Bio
M. Emmet Walsh is an American actor who has appeared in almost 200 film and television productions.
One of his most acclaimed roles was as the double-crossing private detective in Blood Simple (1984) for which he won the 1986 Independent Spirit Award for Best Male Lead.
Walsh has made a solid career of playing corrupt cops, deadly crooks and zany comedic roles since the early 1970s.
He first appeared in a few fairly forgettable roles both on TV and onscreen before cropping up in several well remembered films, including a courtroom police officer in What's Up, Doc? (1972), as the weird Dickie Dunn in Slap Shot (1977) and as a looney sniper hunting Steve Martin in The Jerk (1979).

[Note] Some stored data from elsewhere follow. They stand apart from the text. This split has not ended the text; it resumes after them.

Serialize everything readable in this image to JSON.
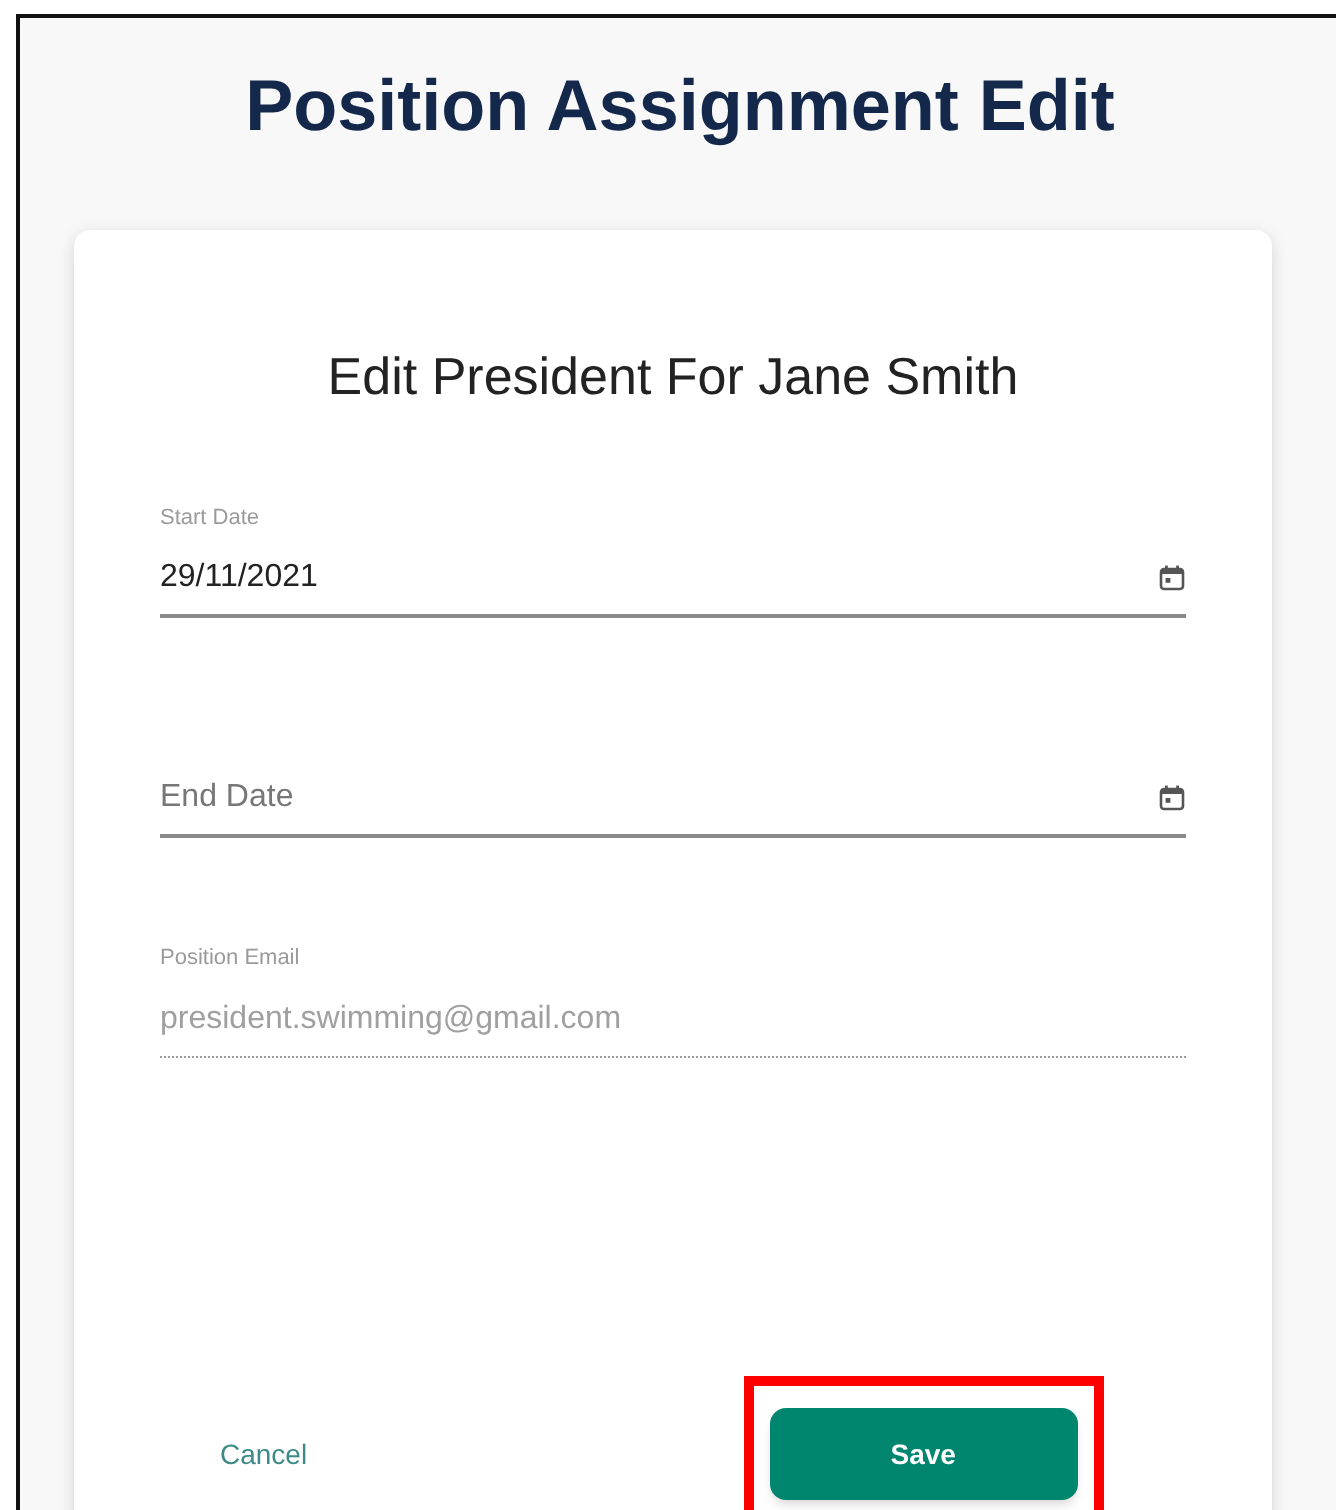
{
  "page": {
    "title": "Position Assignment Edit"
  },
  "card": {
    "heading": "Edit President For Jane Smith",
    "fields": [
      {
        "kind": "date",
        "label": "Start Date",
        "value": "29/11/2021",
        "disabled": false
      },
      {
        "kind": "date",
        "placeholder": "End Date",
        "disabled": false
      },
      {
        "kind": "text",
        "label": "Position Email",
        "value": "president.swimming@gmail.com",
        "disabled": true
      }
    ],
    "buttons": [
      {
        "kind": "text",
        "label": "Cancel",
        "highlighted": false
      },
      {
        "kind": "filled",
        "label": "Save",
        "highlighted": true
      }
    ]
  }
}
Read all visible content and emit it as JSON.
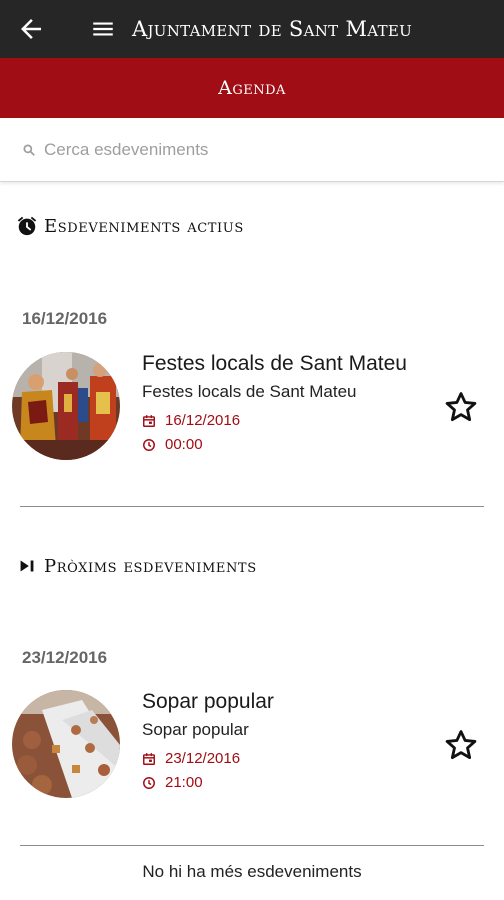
{
  "header": {
    "title": "Ajuntament de Sant Mateu",
    "back_icon": "arrow-left-icon",
    "menu_icon": "hamburger-menu-icon",
    "background": "#262626"
  },
  "section": {
    "title": "Agenda",
    "background": "#a00d14"
  },
  "search": {
    "placeholder": "Cerca esdeveniments",
    "value": ""
  },
  "active": {
    "heading": "Esdeveniments actius",
    "icon": "alarm-clock-icon",
    "date": "16/12/2016",
    "event": {
      "name": "Festes locals de Sant Mateu",
      "subtitle": "Festes locals de Sant Mateu",
      "date": "16/12/2016",
      "time": "00:00",
      "favorite": false
    }
  },
  "upcoming": {
    "heading": "Pròxims esdeveniments",
    "icon": "skip-next-icon",
    "date": "23/12/2016",
    "event": {
      "name": "Sopar popular",
      "subtitle": "Sopar popular",
      "date": "23/12/2016",
      "time": "21:00",
      "favorite": false
    }
  },
  "footer": {
    "text": "No hi ha més esdeveniments"
  },
  "colors": {
    "accent": "#a00d14",
    "muted_text": "#666666"
  }
}
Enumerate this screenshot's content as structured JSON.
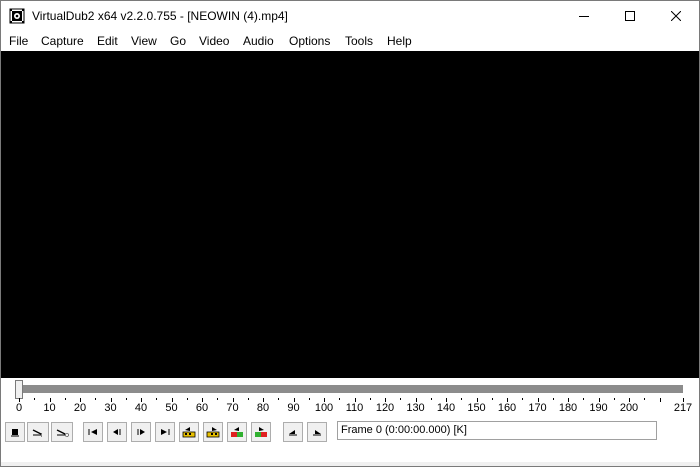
{
  "window": {
    "title": "VirtualDub2 x64 v2.2.0.755 - [NEOWIN (4).mp4]",
    "controls": [
      "minimize-icon",
      "maximize-icon",
      "close-icon"
    ]
  },
  "menu": {
    "items": [
      "File",
      "Capture",
      "Edit",
      "View",
      "Go",
      "Video",
      "Audio",
      "Options",
      "Tools",
      "Help"
    ]
  },
  "timeline": {
    "start": 0,
    "end": 217,
    "position": 0,
    "tick_labels": [
      "0",
      "10",
      "20",
      "30",
      "40",
      "50",
      "60",
      "70",
      "80",
      "90",
      "100",
      "110",
      "120",
      "130",
      "140",
      "150",
      "160",
      "170",
      "180",
      "190",
      "200",
      "217"
    ]
  },
  "toolbar": {
    "buttons": [
      {
        "icon": "stop-icon"
      },
      {
        "icon": "play-input-icon"
      },
      {
        "icon": "play-output-icon"
      },
      {
        "icon": "go-to-start-icon"
      },
      {
        "icon": "step-back-icon"
      },
      {
        "icon": "step-forward-icon"
      },
      {
        "icon": "go-to-end-icon"
      },
      {
        "icon": "previous-key-frame-icon"
      },
      {
        "icon": "next-key-frame-icon"
      },
      {
        "icon": "scene-back-icon"
      },
      {
        "icon": "scene-forward-icon"
      },
      {
        "icon": "mark-in-icon"
      },
      {
        "icon": "mark-out-icon"
      }
    ]
  },
  "status": {
    "frame_text": "Frame 0 (0:00:00.000) [K]"
  }
}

On-screen demand heated up for him in the early 1980s with attention-grabbing work in key hits, including Brubaker (1980), Reds (1981) and as Harrison Ford's police chief in the futuristic thriller Blade Runner (1982).
Walsh then turned in a stellar performance as the sleazy, double-crossing private detective in the Joel Cohen and Ethan Coen film noir Blood Simple (1984), and showed up again for the Coens as a loud-mouthed sheet-metal worker bugging Nicolas Cage in Raising Arizona (1987).
As Walsh moved into his fifties and beyond, Hollywood continued to offer him plenty of work, and he has appeared in over 100 movies since passing the half-century mark.
His consistent ability to turn out highly entertaining portrayals led film critic Roger Ebert to coin the "Stanton-Walsh Rule", which states that any film starring Walsh or Harry Dean Stanton has to have some merit.
Ebert later conceded that this rule was broken by 1999's Wild Wild West, in which Walsh appeared.